Typhoon Fitow is forecast to hit three East Asian countries namely Japan, Taiwan, and China with threats of torrential rains and powerful winds, officials say.
On Saturday, Japan’s meteorological agency said that at 10:00 am (0100 GMT), Typhoon Fitow was moving slowly northwest, about 200 kilometers south of Naha, the capital of Okinawa Prefecture, warning of strong winds and tornados.
Japan Airlines, All Nippon Airways and Peach Aviation cancelled all of the flights to and from Naha because of the typhoon.
In addition, in Taiwan, the Central Weather Bureau issued a warning, saying, “Fitow is maintaining its strength and will bring heavy rains to northern and northeastern Taiwan, especially Taipei and New Taipei cities. Its impact is expected to be at the strongest on Sunday morning.”
The typhoon has also made Hong Kong’s Dragonair cancel its Okinawa flights.
China’s National Meteorological Centre has also issued a warning over the typhoon, saying the storm would hit the provinces of Zhejiang and Fujian on Sunday.
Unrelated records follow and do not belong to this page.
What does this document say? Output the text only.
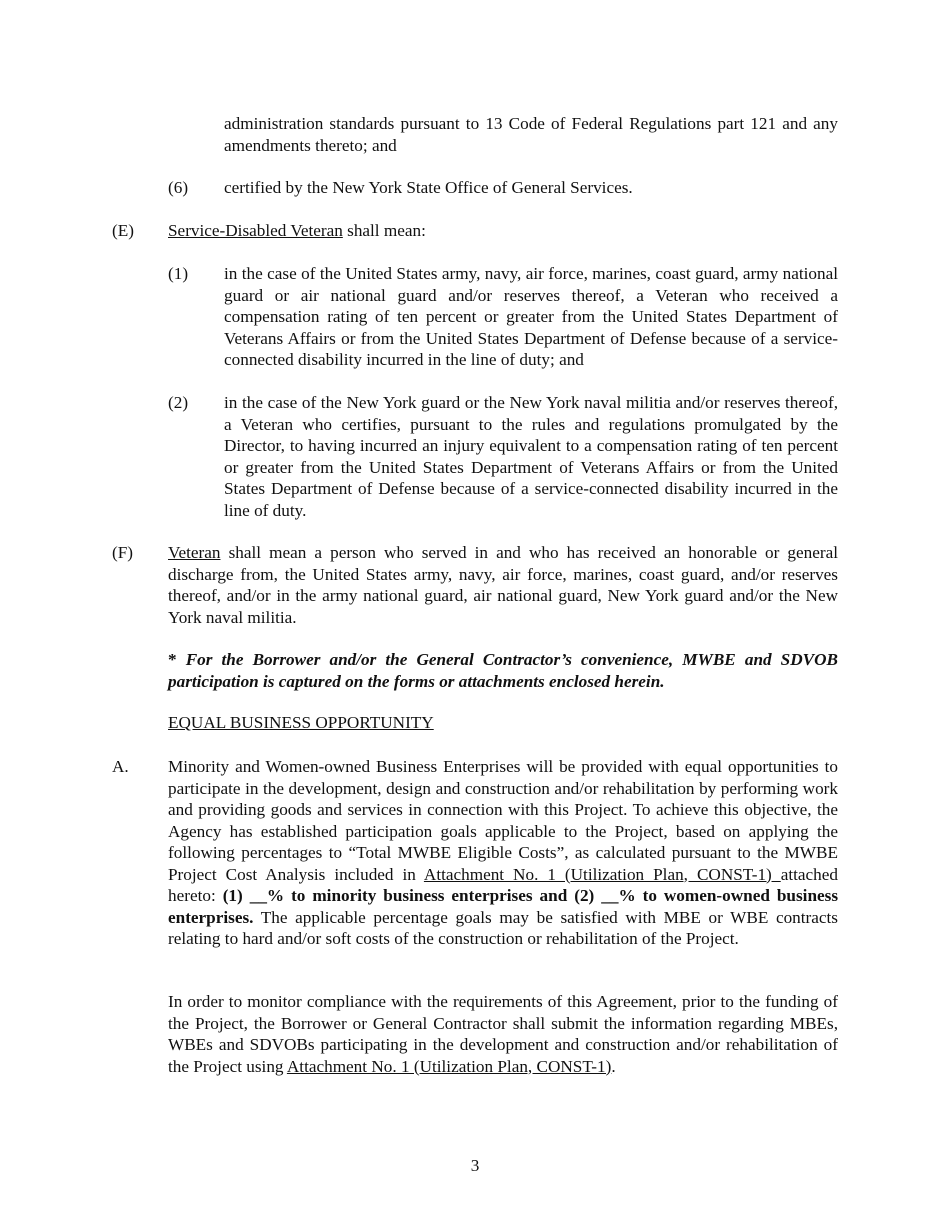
administration standards pursuant to 13 Code of Federal Regulations part 121 and any amendments thereto; and

(6) certified by the New York State Office of General Services.

(E) Service-Disabled Veteran shall mean:

(1) in the case of the United States army, navy, air force, marines, coast guard, army national guard or air national guard and/or reserves thereof, a Veteran who received a compensation rating of ten percent or greater from the United States Department of Veterans Affairs or from the United States Department of Defense because of a service-connected disability incurred in the line of duty; and

(2) in the case of the New York guard or the New York naval militia and/or reserves thereof, a Veteran who certifies, pursuant to the rules and regulations promulgated by the Director, to having incurred an injury equivalent to a compensation rating of ten percent or greater from the United States Department of Veterans Affairs or from the United States Department of Defense because of a service-connected disability incurred in the line of duty.

(F) Veteran shall mean a person who served in and who has received an honorable or general discharge from, the United States army, navy, air force, marines, coast guard, and/or reserves thereof, and/or in the army national guard, air national guard, New York guard and/or the New York naval militia.

* For the Borrower and/or the General Contractor’s convenience, MWBE and SDVOB participation is captured on the forms or attachments enclosed herein.

EQUAL BUSINESS OPPORTUNITY

A. Minority and Women-owned Business Enterprises will be provided with equal opportunities to participate in the development, design and construction and/or rehabilitation by performing work and providing goods and services in connection with this Project. To achieve this objective, the Agency has established participation goals applicable to the Project, based on applying the following percentages to “Total MWBE Eligible Costs”, as calculated pursuant to the MWBE Project Cost Analysis included in Attachment No. 1 (Utilization Plan, CONST-1) attached hereto: (1) __% to minority business enterprises and (2) __% to women-owned business enterprises. The applicable percentage goals may be satisfied with MBE or WBE contracts relating to hard and/or soft costs of the construction or rehabilitation of the Project.

In order to monitor compliance with the requirements of this Agreement, prior to the funding of the Project, the Borrower or General Contractor shall submit the information regarding MBEs, WBEs and SDVOBs participating in the development and construction and/or rehabilitation of the Project using Attachment No. 1 (Utilization Plan, CONST-1).

3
In September, more than two dozen people died in the world’s ‘most powerful’ storm known as Usagi in southern China’s Guangdong province.
Usagi, which means rabbit in Japanese, brought down trees, caused damage to roads and cut off electricity to about 170,000 households in coastal Fujian.
Usagi also killed two people in the Philippines and unleashed landslides and power outages across southern Taiwan.
The typhoon also forced some 3,400 people in southern Taiwan to leave their homes.
In August, over 80 people were killed and more than one hundred went missing after China’s northeast region was hit by the worst flooding in decades. The floods were estimated to have caused over 1.6 billion dollars in damage.